When a large local news outlet such as The Star pushes unsubstantiated and inflammatory rumors in the aftermath of such a volatile situation, it only makes a combustible situation more explosive, says Brad Lemon, president of KC’s Fraternal Order of Police. It also makes police officers’ jobs more difficult and dangerous.

“I think one article in the Kansas City Star by Toriano Porter fed a narrative that went national in just hours,” Lemon told KCMO Talk Radio. “So I think it’s time for us to not only correct it, but to call out the people who are doing such a bad job in Kansas City of telling stories.”

When KCMO-radio host Pete Mundo asked Lemon if lawsuits are being considered in response to the false narratives repeated breathlessly by the media, Lemon said he’s leaving the door wide open.

“I think at this point everything is on the table,” Lemon said. “We will have to sit down with our lawyers. It’s clear all journalistic ethics were thrown out the window during this conversation.”

The Missouri State Highway Patrol is investigating the incident, as is protocol for officer-involved shootings. The full probable cause statement for Hale can be viewed here

Police responded to reports of an armed carjacking May 27 around 8 p.m. Officers soon spotted a vehicle matching the license plate and description in the parking lot of a Family Dollar near 6th and Prospect with two people inside the car.

As officers approached the vehicle, the male driver got out and fled on foot before being caught later by officers. The other person in the vehicle, Hale, allegedly exited the car with a loaded gun and pointed it at officers while attempting to flee.

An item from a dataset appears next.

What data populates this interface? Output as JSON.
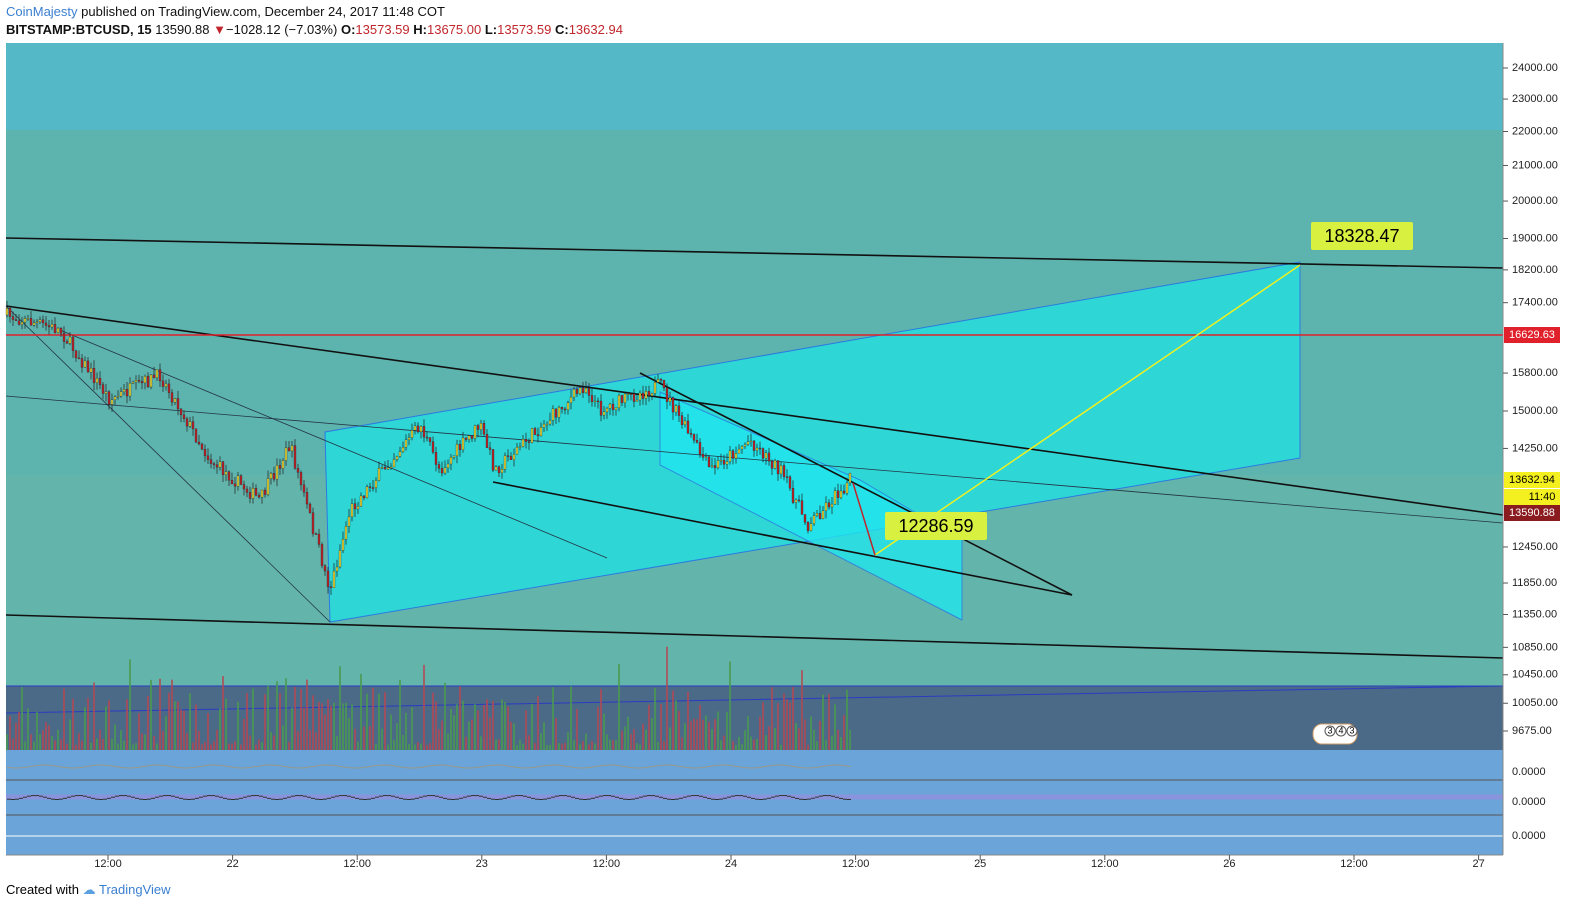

Officers responded by shooting Hale, a convicted felon barred from having weapons. Hale then tossed the handgun, which had “one live .22-caliber round in the chamber as well as two live .25-caliber rounds in the magazine,” the New York Post reported. Also reportedly found in the stolen vehicle was a Glock handgun and 23 rounds of ammunition. 

Hale was taken to the hospital to treat her injuries before being booked into the Jackson County Jail.